Another method for achieving high luminance in the LED is to increase a current injected into the LED.
Problems arising from increase in a current injected into the LED include heat saturation caused by heat generation in the emission layer. With increase of the injection current, a heat quantity generated in the emission layer exceeds a heat quantity radiated outside mainly through a die bonding portion, which increases a temperature of the emission layer, resulting in overflow of carriers and saturation of optical output.
In order to solve the problem, an AlGaInP-based LED as shown in FIG. 11 has conventionally been proposed (see Nikkei Electronics by Nikkei Business Publications, Inc., Oct. 21, 2002). In this LED, an Si (silicon) substrate 121 with thermal conductivity three times higher than conventionally-used GaAs substrates is attached to a semiconductor layer 123, which is connected to an emission layer 124, through a metal layer 122. In this LED, the emission layer 124 is epitaxially grown on the GaAs substrate, and after the Si substrate 121 is attached thereto, the GaAs substrate is removed. In FIG. 11, there are shown a substrate-side electrode 126, a top-side electrode 127 and a current block layer 128.
The LED is free from large heat resistance from the GaAs substrate, which makes it possible to considerably reduce a loss of heat radiation.
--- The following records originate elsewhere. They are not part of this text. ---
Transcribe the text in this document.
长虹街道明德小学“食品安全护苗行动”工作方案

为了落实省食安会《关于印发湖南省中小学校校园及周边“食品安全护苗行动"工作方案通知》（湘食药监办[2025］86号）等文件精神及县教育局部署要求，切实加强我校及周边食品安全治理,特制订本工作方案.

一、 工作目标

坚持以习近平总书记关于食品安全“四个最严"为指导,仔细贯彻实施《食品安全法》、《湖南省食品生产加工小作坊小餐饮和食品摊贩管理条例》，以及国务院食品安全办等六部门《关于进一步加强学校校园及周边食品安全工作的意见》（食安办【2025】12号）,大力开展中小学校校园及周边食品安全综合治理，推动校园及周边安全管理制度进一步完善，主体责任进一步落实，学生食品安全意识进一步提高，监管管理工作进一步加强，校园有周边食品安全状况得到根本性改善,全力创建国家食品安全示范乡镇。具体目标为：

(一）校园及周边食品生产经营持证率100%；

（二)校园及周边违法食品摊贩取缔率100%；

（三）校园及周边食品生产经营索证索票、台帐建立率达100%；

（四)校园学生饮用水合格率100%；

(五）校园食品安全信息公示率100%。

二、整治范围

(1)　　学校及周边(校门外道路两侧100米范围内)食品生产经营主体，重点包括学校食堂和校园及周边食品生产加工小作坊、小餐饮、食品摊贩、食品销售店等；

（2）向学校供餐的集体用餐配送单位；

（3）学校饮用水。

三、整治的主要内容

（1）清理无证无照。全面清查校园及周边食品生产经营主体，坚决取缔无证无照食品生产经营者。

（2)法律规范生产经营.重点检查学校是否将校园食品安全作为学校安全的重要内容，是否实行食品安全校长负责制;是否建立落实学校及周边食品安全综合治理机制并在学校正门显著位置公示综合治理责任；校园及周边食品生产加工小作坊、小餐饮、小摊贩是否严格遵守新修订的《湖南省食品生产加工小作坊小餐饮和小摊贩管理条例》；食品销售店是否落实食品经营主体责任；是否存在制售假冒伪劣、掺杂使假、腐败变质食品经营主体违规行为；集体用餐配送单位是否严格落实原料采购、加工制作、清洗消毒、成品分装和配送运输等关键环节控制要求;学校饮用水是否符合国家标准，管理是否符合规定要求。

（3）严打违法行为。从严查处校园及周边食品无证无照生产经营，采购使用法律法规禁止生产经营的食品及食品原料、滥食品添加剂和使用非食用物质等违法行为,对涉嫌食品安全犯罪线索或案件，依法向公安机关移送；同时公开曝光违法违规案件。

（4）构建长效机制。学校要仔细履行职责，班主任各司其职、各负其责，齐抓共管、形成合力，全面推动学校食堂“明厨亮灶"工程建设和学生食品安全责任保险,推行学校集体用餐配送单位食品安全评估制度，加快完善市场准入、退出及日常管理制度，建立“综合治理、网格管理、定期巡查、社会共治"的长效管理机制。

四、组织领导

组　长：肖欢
However, the conventional LEDs shown in FIGS. 9D, 10D and 11 suffer the problem that luminance is degraded due to other causes.
More particularly, AlGaInP-based semiconductors have a refraction index of about 3 to 3.5, whereas air has a refraction index of 1 and resin has a refraction index of about 1.5. Therefore, there are differences in refraction index of 2 to 2.5 and 1.5 to 2 between air and an AlGaInP-based semiconductor layer, and between resin and the AlGaInP-based semiconductor layer, respectively. With the differences in refraction index, among light beams generated in the chip, the light beams incident to the surface of an LED chip at angles not less than a critical angle are totally reflected. The critical angle is approx. 17° in the case where light beams come incident from the AlGaInP-based semiconductor layer to air, while the critical angle is approx. 25° in the case where light beams come incident from the AlGaInP-based semiconductor layer to resin.
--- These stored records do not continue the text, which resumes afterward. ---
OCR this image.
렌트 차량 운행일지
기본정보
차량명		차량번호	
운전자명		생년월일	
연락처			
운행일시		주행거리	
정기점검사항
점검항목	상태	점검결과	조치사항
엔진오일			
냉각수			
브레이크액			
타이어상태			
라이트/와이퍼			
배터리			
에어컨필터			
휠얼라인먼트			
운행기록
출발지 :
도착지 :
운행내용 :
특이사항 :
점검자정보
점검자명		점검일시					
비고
Therefore, in the conventional LEDs shown in FIGS. 9D and 10D in which the GaP substrates 105, 115 are joined to the GaP layer 113 or the emission layer 102, the chips are in an almost rectangular parallelopiped shape, and so a proportion of light beams totally reflected on the chip surface to light beams generated in an active layer is relatively high. The totally reflected light beam is, as schematically shown in FIG. 12, multiple-reflected in the chip, passes an active layer 131 a plurality of times, and is reflected by a plurality of electrodes 132. In this case, the multiple-reflected light beam is absorbed by the active layer 131 and the electrodes 132. In FIG. 12, the positions at which the multiple-reflected light beam is absorbed by the active layer 131 and the electrodes 132 are shown by symbol A. Thus, as a result of absorption of the light beam at a plurality of positions, the luminance of the LED is degraded.
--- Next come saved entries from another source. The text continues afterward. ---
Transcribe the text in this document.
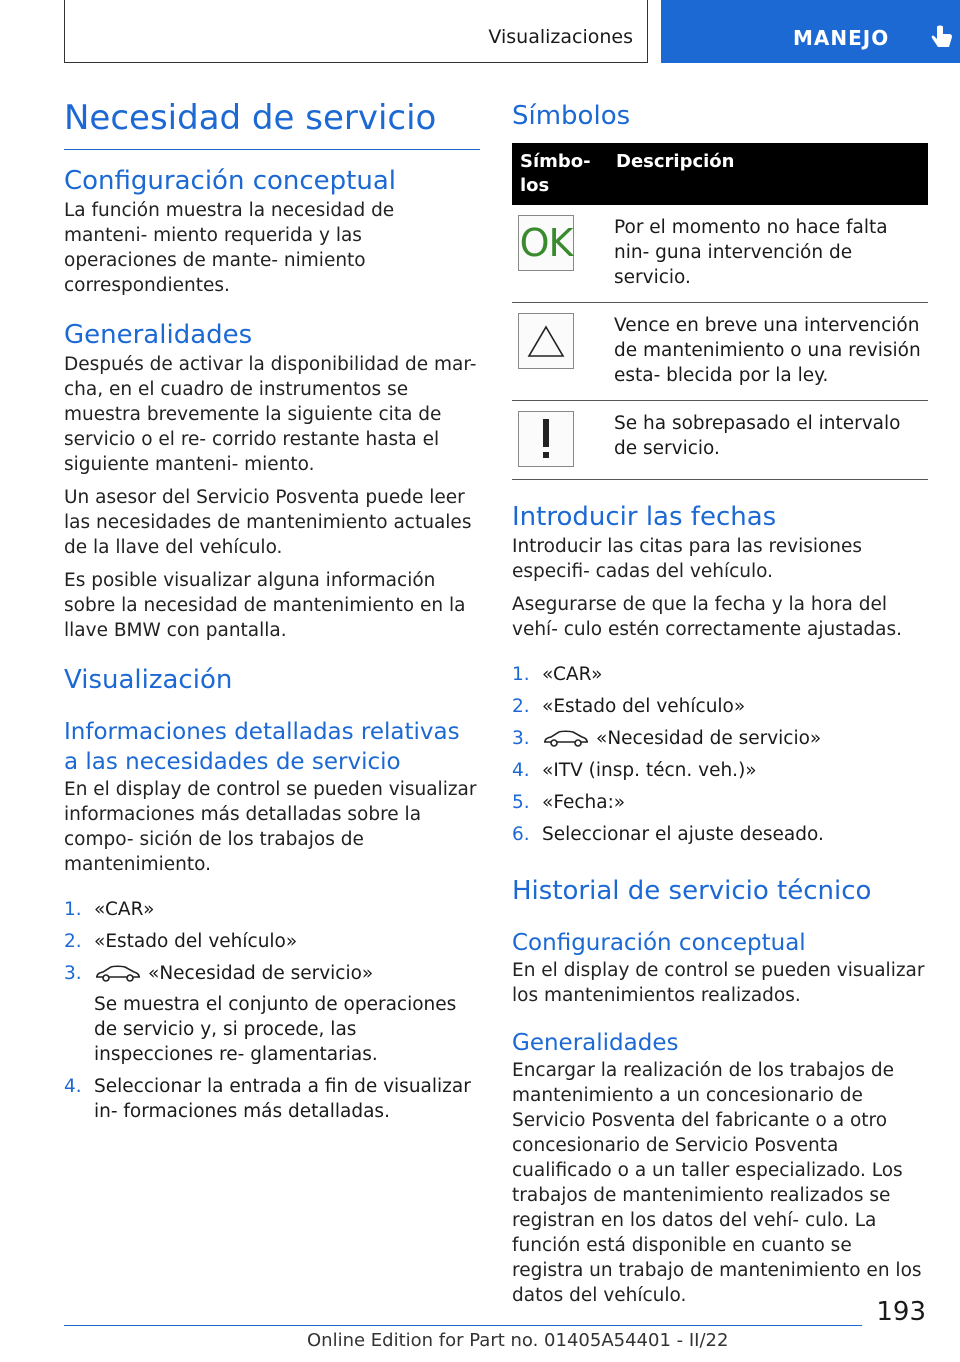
Visualizaciones	MANEJO
Necesidad de servicio
Configuración conceptual

La función muestra la necesidad de manteni- miento requerida y las operaciones de mante- nimiento correspondientes.

Generalidades

Después de activar la disponibilidad de mar- cha, en el cuadro de instrumentos se muestra brevemente la siguiente cita de servicio o el re- corrido restante hasta el siguiente manteni- miento.

Un asesor del Servicio Posventa puede leer las necesidades de mantenimiento actuales de la llave del vehículo.

Es posible visualizar alguna información sobre la necesidad de mantenimiento en la llave BMW con pantalla.

Visualización
Informaciones detalladas relativas a las necesidades de servicio

En el display de control se pueden visualizar informaciones más detalladas sobre la compo- sición de los trabajos de mantenimiento.

1. «CAR»
2. «Estado del vehículo»
3.	«Necesidad de servicio»
Se muestra el conjunto de operaciones de servicio y, si procede, las inspecciones re- glamentarias.
4. Seleccionar la entrada a fin de visualizar in- formaciones más detalladas.
Símbolos
Símbo- los	Descripción

OK	Por el momento no hace falta nin- guna intervención de servicio.

	Vence en breve una intervención de mantenimiento o una revisión esta- blecida por la ley.

	Se ha sobrepasado el intervalo de servicio.
Introducir las fechas

Introducir las citas para las revisiones especifi- cadas del vehículo.

Asegurarse de que la fecha y la hora del vehí- culo estén correctamente ajustadas.

1. «CAR»
2. «Estado del vehículo»
3.	«Necesidad de servicio»
4. «ITV (insp. técn. veh.)»
5. «Fecha:»
6. Seleccionar el ajuste deseado.
Historial de servicio técnico
Configuración conceptual

En el display de control se pueden visualizar los mantenimientos realizados.

Generalidades

Encargar la realización de los trabajos de mantenimiento a un concesionario de Servicio Posventa del fabricante o a otro concesionario de Servicio Posventa cualificado o a un taller especializado. Los trabajos de mantenimiento realizados se registran en los datos del vehí- culo. La función está disponible en cuanto se registra un trabajo de mantenimiento en los datos del vehículo.

193
Online Edition for Part no. 01405A54401 - II/22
Moreover, in the conventional LED with the Si substrate 121 attached thereto in FIG. 11, the semiconductor layer 123 transparent to emitting light, the emission layer 124 and the semiconductor layer 125 are relatively thin with respect to the entire LED, which makes the proportion of multiple-reflected light beams larger than that in the LEDs in FIGS. 9D and 10D. Therefore, the number of times that a light beam generated in the active layer passes the active layer and the number of times that the light beam is reflected by the electrodes further increase, which in turn increases the absorbed quantity in the active layer and the electrodes and causes large degradation in luminance of the LEDs.